Gelsinger attended a special meeting with President Joe Biden this week (along with Alphabet, Ford and AT&T), seeking to find answers to the ongoing chip shortage gripping the supply chain and hitting the automotive semiconductor market hard. Congress sent President Biden a letter asking for his support and funding for the Creating Helpful Incentives to Produce Semiconductors (CHIPS) for America Act.
During President Biden’s meeting with electronics makers, he urged Congress to invest $50 billion in semiconductor manufacturing and research as part of a broader focus on restoring the U.S. to a manufacturing powerhouse. This would also go above and beyond what is being asked in the CHIPS Act.
The CHIPS Act would create a 40% refundable investment tax credit for qualified semiconductor equipment or any qualified semiconductor manufacturing facility investment expenditures through 2024. It would also direct the Secretary of Commerce to create a $10 billion federal match program that matches state and local incentives offered to a company for building a semiconductor foundry with advanced manufacturing capabilities. Funding would also be allotted for R&D investments and other funding to increase the engineering workforce.
“We want to have the R&D, the research, the ownership of the technology, not just the manufacturing by American companies on American soil,” Gelsinger told CNBC. “It isn’t just manufacturing, it’s control and influence on the total control and technologies that go behind it.”
Intel is already trying to up its presence in domestic U.S. chipmaking, investing $20 billion in two new fabs at its Ocotillo campus in Chandler, Arizona, with construction beginning immediately. Additionally, Intel will create a new foundry business model to provide chip manufacturing capabilities for U.S. and foreign fabless companies.
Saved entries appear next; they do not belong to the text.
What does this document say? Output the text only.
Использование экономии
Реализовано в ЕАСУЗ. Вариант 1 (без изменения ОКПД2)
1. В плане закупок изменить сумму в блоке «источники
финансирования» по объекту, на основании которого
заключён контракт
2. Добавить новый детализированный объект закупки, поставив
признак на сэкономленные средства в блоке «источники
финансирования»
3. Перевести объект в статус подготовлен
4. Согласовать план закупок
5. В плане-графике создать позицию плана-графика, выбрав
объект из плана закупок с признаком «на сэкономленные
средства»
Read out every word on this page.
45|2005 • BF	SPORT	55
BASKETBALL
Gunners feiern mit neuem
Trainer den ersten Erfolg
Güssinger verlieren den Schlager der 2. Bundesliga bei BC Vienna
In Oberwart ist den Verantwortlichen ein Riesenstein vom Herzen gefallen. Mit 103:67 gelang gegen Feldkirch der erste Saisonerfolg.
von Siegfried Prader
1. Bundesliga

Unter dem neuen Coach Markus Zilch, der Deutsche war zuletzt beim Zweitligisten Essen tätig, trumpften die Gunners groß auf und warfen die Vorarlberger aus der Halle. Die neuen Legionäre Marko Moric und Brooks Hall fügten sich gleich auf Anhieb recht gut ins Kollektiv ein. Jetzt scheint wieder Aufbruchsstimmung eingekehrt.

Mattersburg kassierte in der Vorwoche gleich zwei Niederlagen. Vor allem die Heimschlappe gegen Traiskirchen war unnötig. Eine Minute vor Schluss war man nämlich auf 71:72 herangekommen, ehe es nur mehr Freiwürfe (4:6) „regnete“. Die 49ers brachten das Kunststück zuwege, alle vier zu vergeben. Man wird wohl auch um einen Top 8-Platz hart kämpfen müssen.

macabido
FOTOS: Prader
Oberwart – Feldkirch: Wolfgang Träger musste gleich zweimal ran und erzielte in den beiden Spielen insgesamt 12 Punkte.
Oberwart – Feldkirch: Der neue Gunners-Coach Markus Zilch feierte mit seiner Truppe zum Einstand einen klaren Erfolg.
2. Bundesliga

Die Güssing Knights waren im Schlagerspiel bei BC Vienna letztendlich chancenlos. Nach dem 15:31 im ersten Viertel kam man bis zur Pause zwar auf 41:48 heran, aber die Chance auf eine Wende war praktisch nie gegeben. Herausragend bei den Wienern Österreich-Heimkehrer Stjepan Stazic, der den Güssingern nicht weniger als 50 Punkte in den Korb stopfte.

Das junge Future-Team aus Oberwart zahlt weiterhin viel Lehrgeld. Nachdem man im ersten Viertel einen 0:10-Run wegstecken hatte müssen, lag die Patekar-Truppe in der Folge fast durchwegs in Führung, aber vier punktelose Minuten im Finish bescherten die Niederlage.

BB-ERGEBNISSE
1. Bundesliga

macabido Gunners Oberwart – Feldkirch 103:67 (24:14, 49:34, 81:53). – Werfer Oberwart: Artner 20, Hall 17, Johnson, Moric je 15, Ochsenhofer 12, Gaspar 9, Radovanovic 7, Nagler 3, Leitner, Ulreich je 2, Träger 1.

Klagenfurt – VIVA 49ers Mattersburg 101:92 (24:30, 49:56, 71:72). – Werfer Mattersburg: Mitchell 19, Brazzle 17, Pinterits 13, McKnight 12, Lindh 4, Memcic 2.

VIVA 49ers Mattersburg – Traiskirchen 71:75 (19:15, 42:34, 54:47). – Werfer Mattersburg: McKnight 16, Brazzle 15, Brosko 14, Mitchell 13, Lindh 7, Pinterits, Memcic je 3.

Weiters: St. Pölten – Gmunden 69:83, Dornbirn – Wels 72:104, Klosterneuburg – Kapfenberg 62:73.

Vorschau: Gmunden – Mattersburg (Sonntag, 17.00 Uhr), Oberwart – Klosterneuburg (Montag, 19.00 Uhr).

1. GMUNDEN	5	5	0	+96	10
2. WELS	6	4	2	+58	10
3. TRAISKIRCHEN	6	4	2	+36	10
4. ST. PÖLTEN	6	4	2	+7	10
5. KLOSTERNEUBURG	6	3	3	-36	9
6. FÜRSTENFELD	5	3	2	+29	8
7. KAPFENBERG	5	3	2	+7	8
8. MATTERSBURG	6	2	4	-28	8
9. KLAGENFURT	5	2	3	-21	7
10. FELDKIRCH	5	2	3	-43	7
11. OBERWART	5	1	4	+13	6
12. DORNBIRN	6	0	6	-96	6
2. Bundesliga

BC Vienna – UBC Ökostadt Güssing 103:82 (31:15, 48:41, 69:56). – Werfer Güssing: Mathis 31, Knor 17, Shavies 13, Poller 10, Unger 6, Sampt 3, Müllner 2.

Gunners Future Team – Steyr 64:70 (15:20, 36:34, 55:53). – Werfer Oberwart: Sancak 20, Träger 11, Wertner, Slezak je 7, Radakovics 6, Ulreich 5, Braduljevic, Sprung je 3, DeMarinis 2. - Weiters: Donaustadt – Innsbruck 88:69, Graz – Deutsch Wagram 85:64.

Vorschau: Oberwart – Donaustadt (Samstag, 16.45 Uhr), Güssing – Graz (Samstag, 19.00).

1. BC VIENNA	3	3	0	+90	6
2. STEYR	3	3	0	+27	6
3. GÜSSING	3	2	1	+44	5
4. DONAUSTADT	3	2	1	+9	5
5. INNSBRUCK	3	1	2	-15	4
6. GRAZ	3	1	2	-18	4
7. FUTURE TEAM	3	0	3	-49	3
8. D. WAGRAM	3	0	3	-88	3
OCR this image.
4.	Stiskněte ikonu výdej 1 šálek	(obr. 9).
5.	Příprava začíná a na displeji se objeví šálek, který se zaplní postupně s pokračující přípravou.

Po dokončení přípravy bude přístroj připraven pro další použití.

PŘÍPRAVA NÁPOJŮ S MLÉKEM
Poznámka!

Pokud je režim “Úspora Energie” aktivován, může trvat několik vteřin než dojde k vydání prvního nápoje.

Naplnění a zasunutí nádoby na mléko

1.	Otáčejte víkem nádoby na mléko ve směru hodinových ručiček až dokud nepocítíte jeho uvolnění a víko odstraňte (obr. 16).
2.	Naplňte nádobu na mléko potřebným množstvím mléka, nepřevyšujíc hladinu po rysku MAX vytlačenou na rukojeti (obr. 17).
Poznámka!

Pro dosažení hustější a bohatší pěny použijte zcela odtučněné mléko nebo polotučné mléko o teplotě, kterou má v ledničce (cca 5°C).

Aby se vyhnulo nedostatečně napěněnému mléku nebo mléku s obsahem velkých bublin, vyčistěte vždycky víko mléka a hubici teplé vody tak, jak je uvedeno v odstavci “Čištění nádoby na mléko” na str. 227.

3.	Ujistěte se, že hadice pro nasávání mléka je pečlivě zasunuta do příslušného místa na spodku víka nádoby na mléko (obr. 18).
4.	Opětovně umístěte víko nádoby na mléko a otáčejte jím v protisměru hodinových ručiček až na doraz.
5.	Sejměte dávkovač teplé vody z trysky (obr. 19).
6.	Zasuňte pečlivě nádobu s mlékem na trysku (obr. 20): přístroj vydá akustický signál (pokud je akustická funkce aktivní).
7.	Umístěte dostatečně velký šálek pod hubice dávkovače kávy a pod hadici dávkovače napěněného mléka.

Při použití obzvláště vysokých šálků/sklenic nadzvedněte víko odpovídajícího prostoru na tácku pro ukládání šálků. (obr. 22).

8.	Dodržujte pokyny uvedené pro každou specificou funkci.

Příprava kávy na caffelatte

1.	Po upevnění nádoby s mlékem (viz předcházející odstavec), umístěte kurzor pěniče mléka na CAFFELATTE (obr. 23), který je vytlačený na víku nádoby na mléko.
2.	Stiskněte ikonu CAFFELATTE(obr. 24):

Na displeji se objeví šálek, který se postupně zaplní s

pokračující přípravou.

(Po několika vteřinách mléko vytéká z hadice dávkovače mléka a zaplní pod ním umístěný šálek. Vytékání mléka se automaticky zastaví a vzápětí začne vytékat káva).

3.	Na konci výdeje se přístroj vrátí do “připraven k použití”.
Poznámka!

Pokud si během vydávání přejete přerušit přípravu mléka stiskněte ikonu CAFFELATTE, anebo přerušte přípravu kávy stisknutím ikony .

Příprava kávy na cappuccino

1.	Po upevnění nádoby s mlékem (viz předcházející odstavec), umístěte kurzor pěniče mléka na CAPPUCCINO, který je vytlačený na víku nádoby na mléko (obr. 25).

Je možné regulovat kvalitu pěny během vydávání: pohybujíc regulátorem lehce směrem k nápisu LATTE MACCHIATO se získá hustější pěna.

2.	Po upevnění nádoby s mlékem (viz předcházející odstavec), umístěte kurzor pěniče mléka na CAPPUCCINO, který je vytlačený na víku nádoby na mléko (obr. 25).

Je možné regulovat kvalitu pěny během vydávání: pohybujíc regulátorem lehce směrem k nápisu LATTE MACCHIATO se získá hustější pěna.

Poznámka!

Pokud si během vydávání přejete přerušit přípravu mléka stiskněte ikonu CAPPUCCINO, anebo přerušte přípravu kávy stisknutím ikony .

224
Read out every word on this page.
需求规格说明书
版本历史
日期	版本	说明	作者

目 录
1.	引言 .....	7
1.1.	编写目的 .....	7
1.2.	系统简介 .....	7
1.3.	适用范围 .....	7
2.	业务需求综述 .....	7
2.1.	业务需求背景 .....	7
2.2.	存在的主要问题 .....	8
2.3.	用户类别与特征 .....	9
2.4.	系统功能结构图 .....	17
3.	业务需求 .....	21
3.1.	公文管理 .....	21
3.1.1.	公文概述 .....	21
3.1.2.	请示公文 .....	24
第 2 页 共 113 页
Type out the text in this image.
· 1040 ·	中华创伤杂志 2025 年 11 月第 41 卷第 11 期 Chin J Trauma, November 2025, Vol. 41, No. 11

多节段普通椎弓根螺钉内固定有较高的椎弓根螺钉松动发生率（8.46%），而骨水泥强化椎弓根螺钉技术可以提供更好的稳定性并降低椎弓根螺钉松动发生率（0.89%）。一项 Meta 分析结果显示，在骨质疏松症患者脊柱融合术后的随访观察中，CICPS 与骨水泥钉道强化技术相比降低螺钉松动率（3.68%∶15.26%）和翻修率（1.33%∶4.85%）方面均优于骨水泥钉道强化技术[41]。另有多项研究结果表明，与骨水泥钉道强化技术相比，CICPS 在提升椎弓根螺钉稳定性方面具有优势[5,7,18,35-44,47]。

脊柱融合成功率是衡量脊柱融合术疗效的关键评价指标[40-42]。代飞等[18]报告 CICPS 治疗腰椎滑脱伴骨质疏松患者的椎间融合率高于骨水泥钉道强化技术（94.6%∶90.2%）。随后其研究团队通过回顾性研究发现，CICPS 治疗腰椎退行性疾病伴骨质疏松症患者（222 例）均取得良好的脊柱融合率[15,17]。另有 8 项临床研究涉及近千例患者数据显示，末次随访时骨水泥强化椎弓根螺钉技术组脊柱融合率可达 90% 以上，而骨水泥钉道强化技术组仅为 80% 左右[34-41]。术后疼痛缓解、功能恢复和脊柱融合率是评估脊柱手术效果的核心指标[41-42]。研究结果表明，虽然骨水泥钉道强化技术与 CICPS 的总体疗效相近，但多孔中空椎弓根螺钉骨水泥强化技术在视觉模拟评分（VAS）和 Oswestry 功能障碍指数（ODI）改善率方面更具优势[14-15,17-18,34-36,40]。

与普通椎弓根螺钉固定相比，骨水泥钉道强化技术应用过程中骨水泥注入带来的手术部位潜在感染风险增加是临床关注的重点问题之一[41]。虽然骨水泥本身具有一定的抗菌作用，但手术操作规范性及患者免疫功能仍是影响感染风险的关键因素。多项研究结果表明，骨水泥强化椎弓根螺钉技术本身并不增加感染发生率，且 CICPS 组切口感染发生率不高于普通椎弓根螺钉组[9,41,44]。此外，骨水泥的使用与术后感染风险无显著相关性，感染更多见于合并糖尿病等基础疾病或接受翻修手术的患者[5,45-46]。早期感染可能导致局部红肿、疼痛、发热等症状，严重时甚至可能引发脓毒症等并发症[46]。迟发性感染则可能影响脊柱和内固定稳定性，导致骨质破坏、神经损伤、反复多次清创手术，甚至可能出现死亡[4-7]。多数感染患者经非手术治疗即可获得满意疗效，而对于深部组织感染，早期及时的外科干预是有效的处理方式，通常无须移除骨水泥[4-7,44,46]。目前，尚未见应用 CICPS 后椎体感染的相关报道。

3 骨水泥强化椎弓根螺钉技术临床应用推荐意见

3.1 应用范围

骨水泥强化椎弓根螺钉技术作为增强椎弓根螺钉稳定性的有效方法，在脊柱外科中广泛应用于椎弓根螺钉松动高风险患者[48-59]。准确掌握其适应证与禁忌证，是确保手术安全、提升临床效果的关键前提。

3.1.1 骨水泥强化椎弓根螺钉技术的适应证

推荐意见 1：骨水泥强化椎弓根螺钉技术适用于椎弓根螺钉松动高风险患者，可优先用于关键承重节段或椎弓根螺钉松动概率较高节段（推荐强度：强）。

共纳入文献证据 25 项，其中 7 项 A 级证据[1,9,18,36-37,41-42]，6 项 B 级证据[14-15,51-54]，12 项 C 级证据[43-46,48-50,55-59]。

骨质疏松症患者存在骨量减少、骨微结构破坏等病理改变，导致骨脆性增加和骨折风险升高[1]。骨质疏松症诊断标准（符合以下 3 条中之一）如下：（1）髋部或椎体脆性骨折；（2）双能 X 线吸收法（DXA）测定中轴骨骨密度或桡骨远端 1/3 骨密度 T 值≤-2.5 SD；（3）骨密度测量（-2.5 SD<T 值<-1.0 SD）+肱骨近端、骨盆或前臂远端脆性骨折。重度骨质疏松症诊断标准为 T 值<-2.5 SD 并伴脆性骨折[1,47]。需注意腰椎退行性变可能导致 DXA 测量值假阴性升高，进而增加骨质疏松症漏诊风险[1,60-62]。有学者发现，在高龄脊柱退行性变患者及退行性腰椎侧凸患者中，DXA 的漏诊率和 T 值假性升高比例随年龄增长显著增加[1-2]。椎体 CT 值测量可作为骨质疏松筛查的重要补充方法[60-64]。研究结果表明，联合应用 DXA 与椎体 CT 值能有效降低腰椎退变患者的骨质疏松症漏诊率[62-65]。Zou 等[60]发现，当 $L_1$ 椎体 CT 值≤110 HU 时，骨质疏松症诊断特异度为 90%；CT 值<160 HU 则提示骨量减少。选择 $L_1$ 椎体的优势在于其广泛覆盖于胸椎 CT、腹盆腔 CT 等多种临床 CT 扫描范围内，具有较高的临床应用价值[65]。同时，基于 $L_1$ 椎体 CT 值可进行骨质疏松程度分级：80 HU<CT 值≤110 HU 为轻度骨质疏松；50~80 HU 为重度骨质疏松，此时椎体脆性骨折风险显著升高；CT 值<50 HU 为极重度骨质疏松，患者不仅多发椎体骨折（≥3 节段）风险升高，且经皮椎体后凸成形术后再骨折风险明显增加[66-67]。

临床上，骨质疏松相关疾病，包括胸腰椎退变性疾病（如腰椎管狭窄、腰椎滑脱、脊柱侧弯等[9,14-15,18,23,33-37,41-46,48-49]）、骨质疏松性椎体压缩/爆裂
The new factories will expand capacity for Intel’s current products as well as capacity for this new foundry model.
The call for a return of domestic U.S. semiconductor manufacturing comes as domestic chip vendors, industry organizations and the U.S. government seek to hedge bets against possible future geopolitical events, natural disasters or global incidents such as COVID-19.
Currently, the bulk of semiconductor manufacturing takes place in South Korea, Taiwan and China. Taiwan Semiconductor Manufacturing Corp (TSMC) and Samsung, two of the largest foundries, control about 70% of the market. TSMC currently makes chips for some of the largest semiconductor firms in the world including Apple, Amazon, Qualcomm, Broadcom, Nvidia and more.
TSMC is contributing to the increase in domestic chip manufacturing with plans to build a new gigafab in Arizona, investing some $35 billion. TSMC said it plans to spend about $100 billion in the next three years to grow its chip capacity in anticipation of demand increasing substantially.